Radicalisation is the process by which a person comes to support terrorism and forms of extremism leading to terrorism.

What makes a person vulnerable to radicalisation?

There is no single profile of a person likely to become involved in extremism, and the process of radicalisation is different for every individual. Radicalisers use normal social processes such as loyalty, self-perception, and fear of exclusion to influence their targets; it is not simply people with low intelligence or from deprived backgrounds who are susceptible as it is often tempting to assume.

What are the indicators of vulnerability to radicalisation?

Safeguarding children and young people from radicalisation is no different from safeguarding them from other forms of harm and is something you can do with no additional training, simply trusting your judgement and using your existing professional knowledge.

Indicators for vulnerability to radicalisation are the same as those you are already familiar with: family tensions, sense of isolation, migration and distance from cultural heritage, experience of racism or discrimination, feeling of failure etc. Those in the process of being radicalised may become involved with a new group of friends, search for answers to questions about identity, faith and belonging, possess violent extremist literature or advocate violence actions, change their behaviour and language, seek to recruit others to an extremist ideology. It is vital to note that children and young people experiencing these situations or displaying these behaviours are not necessarily showing signs of being radicalised. There could be many other reasons for the behaviour including those you are already familiar with – alcohol or drug abuse, family break down, domestic abuse, bullying etc or even something more minor.

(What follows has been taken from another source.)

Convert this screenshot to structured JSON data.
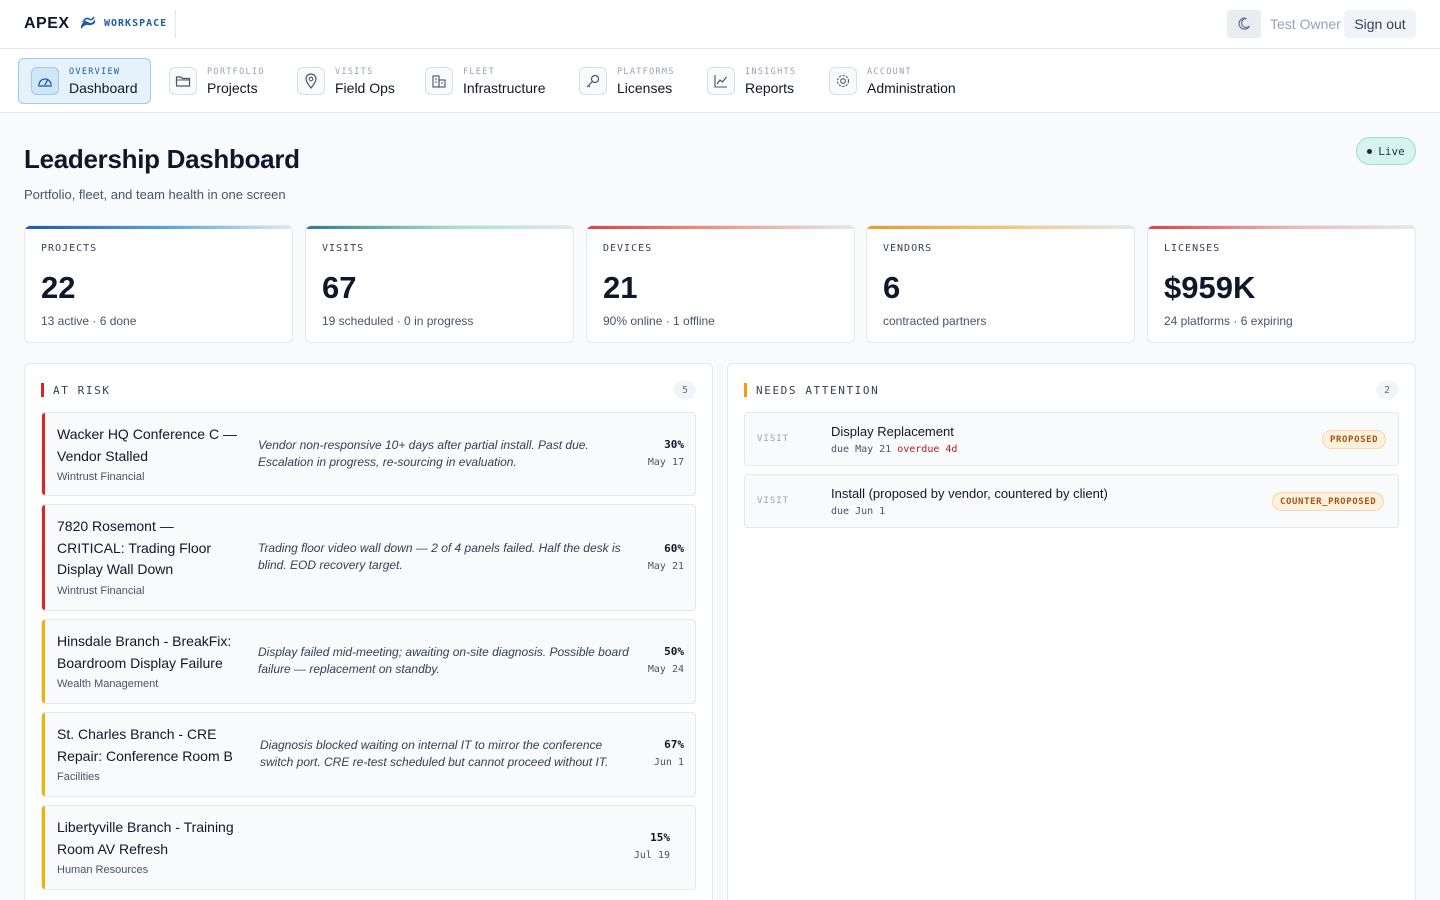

Why is it important to act early?

When we think of terrorism we tend to think of 9/11, 7/7 and bombs going off. However this is only the result of terrorism, resulting from months or years of recruitment, radicalisation and advance planning. These hidden early aspects of terrorism can and do happen anywhere.

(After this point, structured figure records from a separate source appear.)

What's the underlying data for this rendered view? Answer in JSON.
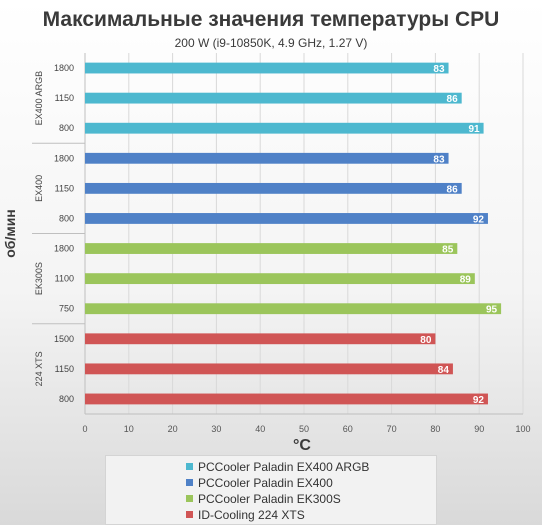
{
  "chart_data": {
    "type": "bar",
    "orientation": "horizontal",
    "title": "Максимальные значения температуры CPU",
    "subtitle": "200 W (i9-10850K, 4.9 GHz, 1.27 V)",
    "xlabel": "°C",
    "ylabel": "об/мин",
    "xlim": [
      0,
      100
    ],
    "xticks": [
      "0",
      "10",
      "20",
      "30",
      "40",
      "50",
      "60",
      "70",
      "80",
      "90",
      "100"
    ],
    "grid": "vertical",
    "legend_position": "bottom",
    "groups": [
      {
        "label": "EX400 ARGB",
        "series": "PCCooler Paladin EX400 ARGB",
        "color": "#4db8cf",
        "rows": [
          {
            "rpm": "1800",
            "value": 83
          },
          {
            "rpm": "1150",
            "value": 86
          },
          {
            "rpm": "800",
            "value": 91
          }
        ]
      },
      {
        "label": "EX400",
        "series": "PCCooler Paladin EX400",
        "color": "#4f81c7",
        "rows": [
          {
            "rpm": "1800",
            "value": 83
          },
          {
            "rpm": "1150",
            "value": 86
          },
          {
            "rpm": "800",
            "value": 92
          }
        ]
      },
      {
        "label": "EK300S",
        "series": "PCCooler Paladin EK300S",
        "color": "#9bc55b",
        "rows": [
          {
            "rpm": "1800",
            "value": 85
          },
          {
            "rpm": "1100",
            "value": 89
          },
          {
            "rpm": "750",
            "value": 95
          }
        ]
      },
      {
        "label": "224 XTS",
        "series": "ID-Cooling 224 XTS",
        "color": "#d05555",
        "rows": [
          {
            "rpm": "1500",
            "value": 80
          },
          {
            "rpm": "1150",
            "value": 84
          },
          {
            "rpm": "800",
            "value": 92
          }
        ]
      }
    ],
    "legend": [
      {
        "name": "PCCooler Paladin EX400 ARGB",
        "color": "#4db8cf"
      },
      {
        "name": "PCCooler Paladin EX400",
        "color": "#4f81c7"
      },
      {
        "name": "PCCooler Paladin EK300S",
        "color": "#9bc55b"
      },
      {
        "name": "ID-Cooling 224 XTS",
        "color": "#d05555"
      }
    ]
  }
}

What do I do if I suspect a child or young person is becoming radicalised or involved in extremism?

You should refer your concerns using the Channel referral form, remembering to follow your standard organisational safeguarding policy (such as informing your manager).

Cleveland Police will carry out an initial assessment and, if appropriate, set up a multi-agency meeting to agree actions for supporting the individual. If it is deemed that no there are no concerns about radicalisation, support will be arranged for the individual through other means such as a Single Assessment, or through social care or another organisation.

Remember that any information you give to the Police at this stage will be investigated in the pre-criminal arena; it does not assume that any criminal activity has taken place and the Police will be looking to support and guide rather than to criminalise and arrest.